In the 120 films and 5,799 speaking roles surveyed, 31% of speaking roles belong to women, and a mere 23% of protagonists are women. Only 10% of films in the sample have an equal number of girls and boys in the cast. Women onscreen are almost all sexualized. The women that do appear are rarely in positions of leadership—for instance, of the thousands of characters studied, there were only 11 female CEOs, and two of those 11 were Marvel character Pepper Potts (who was gifted her fictional corporation by her boyfriend). There are almost no fields were men and women have parity in representation. This is the first global study of its kind, and Smith’s research shows that it isn’t just a problem of US media. All around the world, girls and women are being mis- and underrepresented in media. However, it also a uniquely American responsibility, since so much media (up to 80% of films worldwide) is created in the U.S.
This isn’t just a question of the media. The Institute’s motto is “if she can see it, she can be it”—they argue that girls need many possibilities for their lives represented in the media. They point to the fact that the proportion of women in crowd scenes in movies—17%– is the same as the proportion of women in many arenas of the real world, from Fortune 500 boardrooms to tenured professorships. Their suggestion is that we get so used to not seeing women in the media that we don’t notice that we’re not seeing them in the real world either. Media creates the expectation that girls and women are sexualized, disempowered, or just plain not there—and that makes people complacent when women are sexualized, disempowered, and invisible in the real world as well.
The problem is huge, and progress is slow. In her keynote, Ms. Davis mentioned that at the current rate of improvement, women will have equal representation in the media in a mere seven hundred years. However, it isn’t all bad news.

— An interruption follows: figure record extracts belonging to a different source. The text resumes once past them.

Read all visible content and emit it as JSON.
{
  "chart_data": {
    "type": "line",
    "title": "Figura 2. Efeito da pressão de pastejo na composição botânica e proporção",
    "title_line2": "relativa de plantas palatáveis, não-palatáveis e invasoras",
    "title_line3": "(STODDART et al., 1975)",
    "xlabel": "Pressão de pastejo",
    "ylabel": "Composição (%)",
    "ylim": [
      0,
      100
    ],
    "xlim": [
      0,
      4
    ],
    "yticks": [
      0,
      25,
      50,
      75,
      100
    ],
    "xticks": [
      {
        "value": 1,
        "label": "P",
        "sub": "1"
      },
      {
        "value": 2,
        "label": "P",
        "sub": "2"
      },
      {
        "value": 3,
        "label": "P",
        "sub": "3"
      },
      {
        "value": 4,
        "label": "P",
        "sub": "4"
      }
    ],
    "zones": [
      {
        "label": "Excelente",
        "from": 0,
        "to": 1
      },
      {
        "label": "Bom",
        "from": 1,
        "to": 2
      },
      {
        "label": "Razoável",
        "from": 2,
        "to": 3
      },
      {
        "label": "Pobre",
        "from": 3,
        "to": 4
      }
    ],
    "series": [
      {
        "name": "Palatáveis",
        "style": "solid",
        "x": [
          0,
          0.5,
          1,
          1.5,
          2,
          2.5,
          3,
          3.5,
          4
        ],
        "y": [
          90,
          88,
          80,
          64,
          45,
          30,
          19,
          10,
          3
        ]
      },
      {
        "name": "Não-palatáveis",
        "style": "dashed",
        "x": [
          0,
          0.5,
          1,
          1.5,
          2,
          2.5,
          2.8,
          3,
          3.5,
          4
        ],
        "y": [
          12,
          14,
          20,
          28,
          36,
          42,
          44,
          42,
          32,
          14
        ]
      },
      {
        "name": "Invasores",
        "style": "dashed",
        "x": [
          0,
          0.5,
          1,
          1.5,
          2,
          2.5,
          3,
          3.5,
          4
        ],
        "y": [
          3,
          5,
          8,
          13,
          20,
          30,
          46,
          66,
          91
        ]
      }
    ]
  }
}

At the conference, Ms. Davis described the responses she’d gotten from content creators—directors, producers, and screenwriters—she presented this data to. She didn’t get apathy or disinterest. Instead, most of the people who saw this information hadn’t recognized the problem and were deeply concerned to realize they were perpetuating this problem. She even said that many have already made changes based on her report.
The symposium was an event that reinforced the best and worst things about women’s representation in the media. It clarified—and proved rigorously—just how far we have to go, and how slow progress has been. Yet it also emphasized the hard work people everywhere are doing to overcome these problems. With the dedication and commitment of organizers, activists, and researchers, there is hope to show the next generation of girls and boys a brighter image of what they can be.